Root Certificate Trust
TIP OpenWiFi program ensures unique identity of all devices, encryption of traffic to and from the management cloud, discovery of management cloud, and ability to change device to cloud service discovery. TIP model ensures worldwide Zero Touch Provisioning, unique identity of all device and cloud conversation with no vendor lock in.
TIP device and cloud partners in OpenWiFi are uniquely managed members within a division of the Telecom Infra Project CA within DigiCert.
TIP ODM partners have the ability to generate signed certificates from the TIP Root Certificate Authority. This is done during manufacture for any TIP SKU product using signed certificates.
Each ODM partner will use the Manufacturer name, device MAC address, and optionally a value for Redirector and Model of device when requesting a new certificate.

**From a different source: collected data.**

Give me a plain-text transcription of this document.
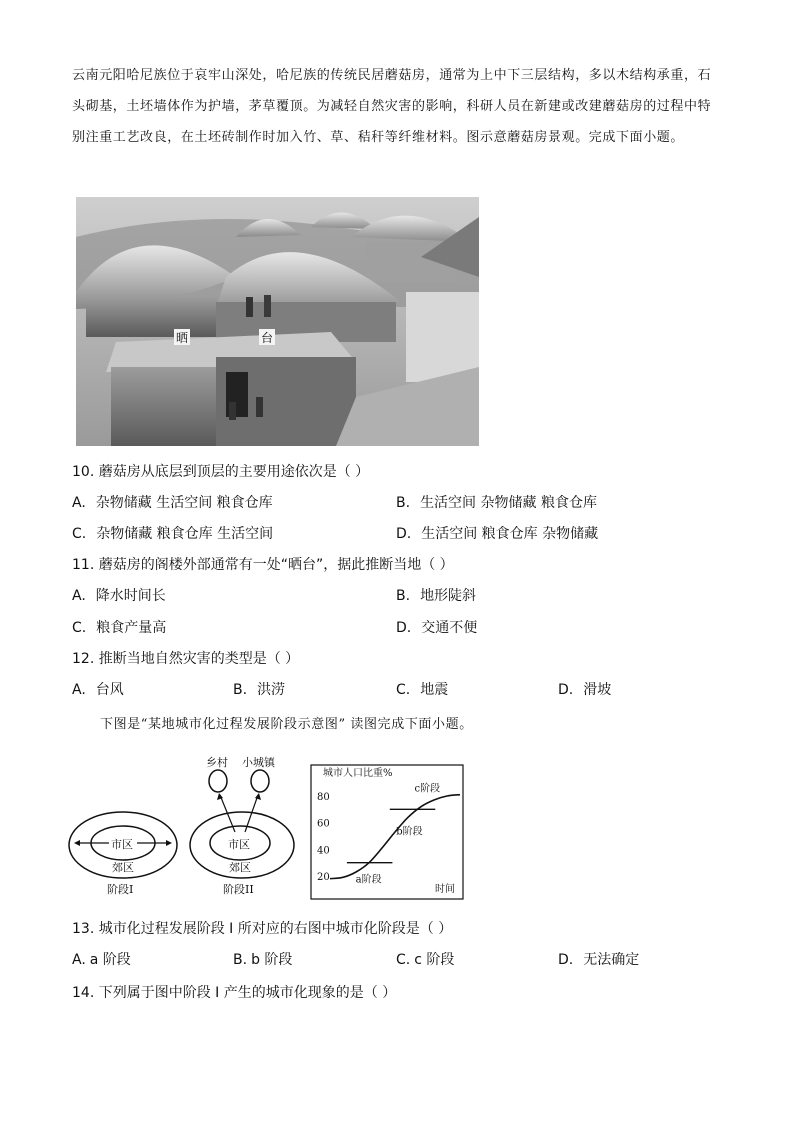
云南元阳哈尼族位于哀牢山深处，哈尼族的传统民居蘑菇房，通常为上中下三层结构，多以木结构承重，石头砌基，土坯墙体作为护墙，茅草覆顶。为减轻自然灾害的影响，科研人员在新建或改建蘑菇房的过程中特别注重工艺改良，在土坯砖制作时加入竹、草、秸秆等纤维材料。图示意蘑菇房景观。完成下面小题。
晒	台
10. 蘑菇房从底层到顶层的主要用途依次是（ ）
A. 杂物储藏 生活空间 粮食仓库	B. 生活空间 杂物储藏 粮食仓库
C. 杂物储藏 粮食仓库 生活空间	D. 生活空间 粮食仓库 杂物储藏
11. 蘑菇房的阁楼外部通常有一处“晒台”，据此推断当地（ ）
A. 降水时间长	B. 地形陡斜
C. 粮食产量高	D. 交通不便
12. 推断当地自然灾害的类型是（ ）
A. 台风	B. 洪涝	C. 地震	D. 滑坡
下图是“某地城市化过程发展阶段示意图” 读图完成下面小题。
市区
郊区
阶段I
乡村 小城镇
市区
郊区
阶段II
城市人口比重%
时间
20
40
60
80
a阶段
b阶段
c阶段
13. 城市化过程发展阶段 I 所对应的右图中城市化阶段是（ ）
A. a 阶段	B. b 阶段	C. c 阶段	D. 无法确定
14. 下列属于图中阶段 I 产生的城市化现象的是（ ）
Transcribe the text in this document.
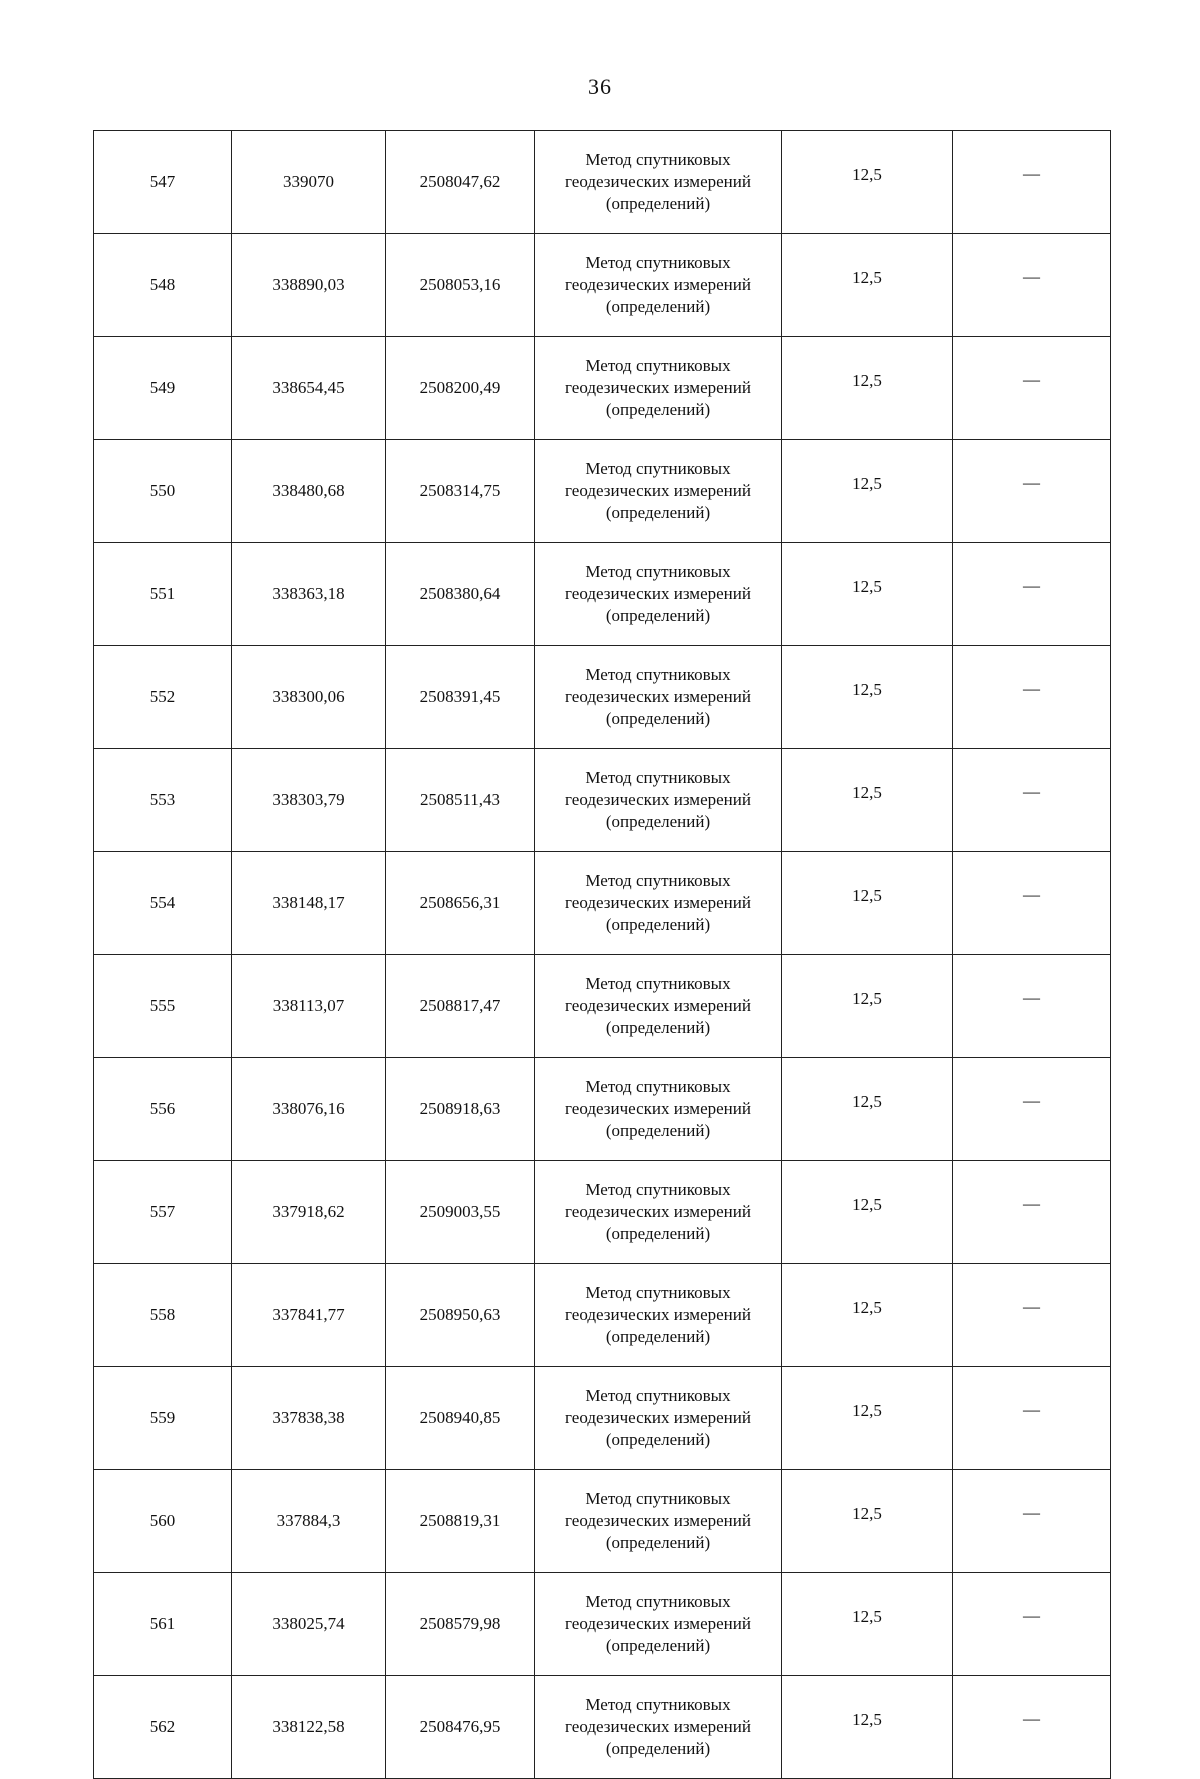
36
547	339070	2508047,62	Метод спутниковых
геодезических измерений
(определений)	12,5	—
548	338890,03	2508053,16	Метод спутниковых
геодезических измерений
(определений)	12,5	—
549	338654,45	2508200,49	Метод спутниковых
геодезических измерений
(определений)	12,5	—
550	338480,68	2508314,75	Метод спутниковых
геодезических измерений
(определений)	12,5	—
551	338363,18	2508380,64	Метод спутниковых
геодезических измерений
(определений)	12,5	—
552	338300,06	2508391,45	Метод спутниковых
геодезических измерений
(определений)	12,5	—
553	338303,79	2508511,43	Метод спутниковых
геодезических измерений
(определений)	12,5	—
554	338148,17	2508656,31	Метод спутниковых
геодезических измерений
(определений)	12,5	—
555	338113,07	2508817,47	Метод спутниковых
геодезических измерений
(определений)	12,5	—
556	338076,16	2508918,63	Метод спутниковых
геодезических измерений
(определений)	12,5	—
557	337918,62	2509003,55	Метод спутниковых
геодезических измерений
(определений)	12,5	—
558	337841,77	2508950,63	Метод спутниковых
геодезических измерений
(определений)	12,5	—
559	337838,38	2508940,85	Метод спутниковых
геодезических измерений
(определений)	12,5	—
560	337884,3	2508819,31	Метод спутниковых
геодезических измерений
(определений)	12,5	—
561	338025,74	2508579,98	Метод спутниковых
геодезических измерений
(определений)	12,5	—
562	338122,58	2508476,95	Метод спутниковых
геодезических измерений
(определений)	12,5	—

The Redirector value is what determines cloud discovery and may be empty for example if the devices being manufactured do not yet have a cloud service provider assigned, for example a retail distribution model. Alternatively the value of the Redirector may be set at the same time as the certificate generation occurs.
TIP provides an automated script to perform the device certificate request.
TIP Cloud partners have the ability to generate signed certificates for the cloud SDK.
Similar to device onboarding, TIP provides a script to automate this process. For the cloud components the Operator name and a Fully Qualified Domain Name of the cloud are sent with each cloud key request. In addition, local configuration files are set in the request script to generate certificates matched to the operating name of certain services such as the opensync-controller and the mqtt-broker.
Each device on initial startup or when factory reset will connect to the Certificate Authority using its unique device credentials requesting its current 'cloud' value. This functions both as cloud discovery as well as redirector in the event the device owner wishes to change the cloud or cloud service provider relationship with their device.
In certain situations, a connection to the cloud or the root authority may not be possible. When this occurs, each TIP OpenWiFi Access Point device on factory boot presents an initial configuration Wi-Fi Management SSID called 'Maverick'. Connecting to Maverick presents a web page where updating WAN interface settings and the fully qualified domain name of the cloud may be entered.
When the device is a PoE Ethernet switch, a local management interface exists where the same configuration of cloud and WAN are possible.